The remaining factor equation: $6 {x}^{3} - 5 {x}^{2} + 5 x - 5 = 0$

• has no (apparent) discontinuities
• approaches $- \infty$ as $x$ decreases
• approaches $+ \infty$ as $x$ increases

and therefore most cross the X-axis at some point
$\Rightarrow$ there is at least 1 more Real root
$\textcolor{w h i t e}{\text{XXXX}}$$\textcolor{w h i t e}{\text{XXXX}}$graphing would seem to indicate a value between $\left(0 , 1\right)$
$\textcolor{w h i t e}{\text{XXXX}}$$\textcolor{w h i t e}{\text{XXXX}}$but without attempting a messy factoring....

An polynomial equation with highest variable exponent of 4 may have 4 roots (some may disappear if two roots occur at the same value).

We have established that 2 of the roots are Real.
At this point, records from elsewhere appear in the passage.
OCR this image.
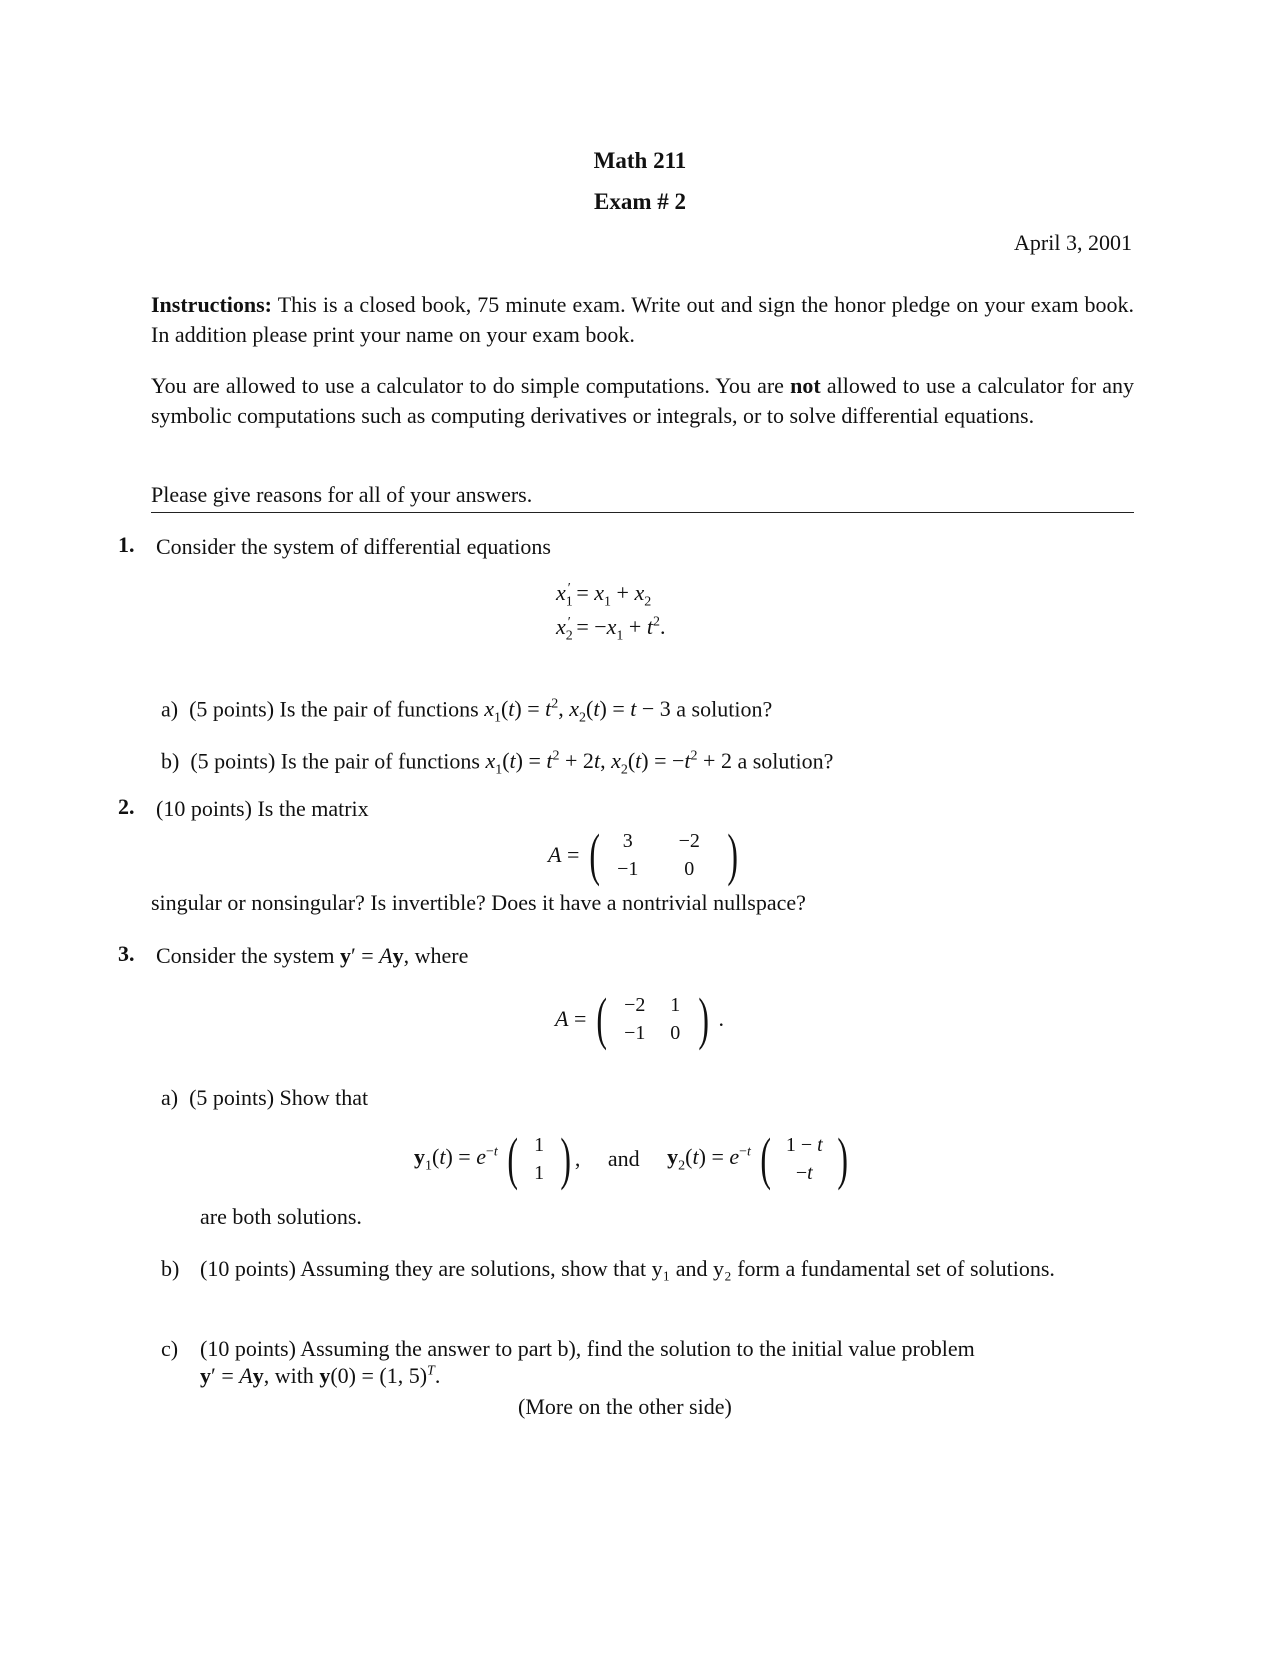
Math 211
Exam # 2
April 3, 2001
Instructions: This is a closed book, 75 minute exam. Write out and sign the honor pledge on your exam book. In addition please print your name on your exam book.
You are allowed to use a calculator to do simple computations. You are not allowed to use a calculator for any symbolic computations such as computing derivatives or integrals, or to solve differential equations.
Please give reasons for all of your answers.
1. Consider the system of differential equations
$x_1' = x_1 + x_2$
$x_2' = -x_1 + t^2$.
a) (5 points) Is the pair of functions $x_1(t) = t^2$, $x_2(t) = t - 3$ a solution?
b) (5 points) Is the pair of functions $x_1(t) = t^2 + 2t$, $x_2(t) = -t^2 + 2$ a solution?
2. (10 points) Is the matrix
A = ( 3
−1 −2
0 )
singular or nonsingular? Is invertible? Does it have a nontrivial nullspace?
3. Consider the system y′ = Ay, where
A = ( −2
−1 1
0 ) .
a) (5 points) Show that
$y_1(t) = e^{-t}$ ( 1
1 ) , and $y_2(t) = e^{-t}$ ( 1 − t
−t )
are both solutions.
b) (10 points) Assuming they are solutions, show that y₁ and y₂ form a fundamental set of solutions.
c) (10 points) Assuming the answer to part b), find the solution to the initial value problem
y′ = Ay, with y(0) = (1, 5)$^T$.
(More on the other side)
And the question is whether the remaining 2 are Real or Complex.

Taking the derivative of $6 {x}^{3} - 5 {x}^{2} + 5 x - 5$ in order to establish points of inflection, gives us
$\textcolor{w h i t e}{\text{XXXX}}$$18 {x}^{2} - 10 x + 5$
The discriminant of this (using the quadratic formula) indicates that there are no Real roots ($\rightarrow$ no Real points of inflection)
and since there are no points of inflection,
$\textcolor{w h i t e}{\text{XXXX}}$$6 {x}^{3} - 5 {x}^{2} + 5 x - 5$
is a continuously increasing function which (therefore) only cross the X-axis at one point.

Therefore, there must be 2 Complex roots.

Jan 29, 2016

$2$

#### Explanation:

Factoring won't work very well, but the graph of a function is a great indicator of its types of roots.

Since this is a quartic equation (it has degree $4$), we know it will have $4$ total roots.

Real roots occur when the graph of the function crosses the $x$ axis.

The function's graph is:

graph{6x^4+x^3-5 [-4, 4, -6.33, 6.33]}

Here, we can see the two real roots at $x = - 1$ and $x \approx 0.916$.

Since there are only two real roots, the other two must be complex roots. Note that this makes mathematical sense since complex roots will always come in pairs in polynomials with real coefficients such as this.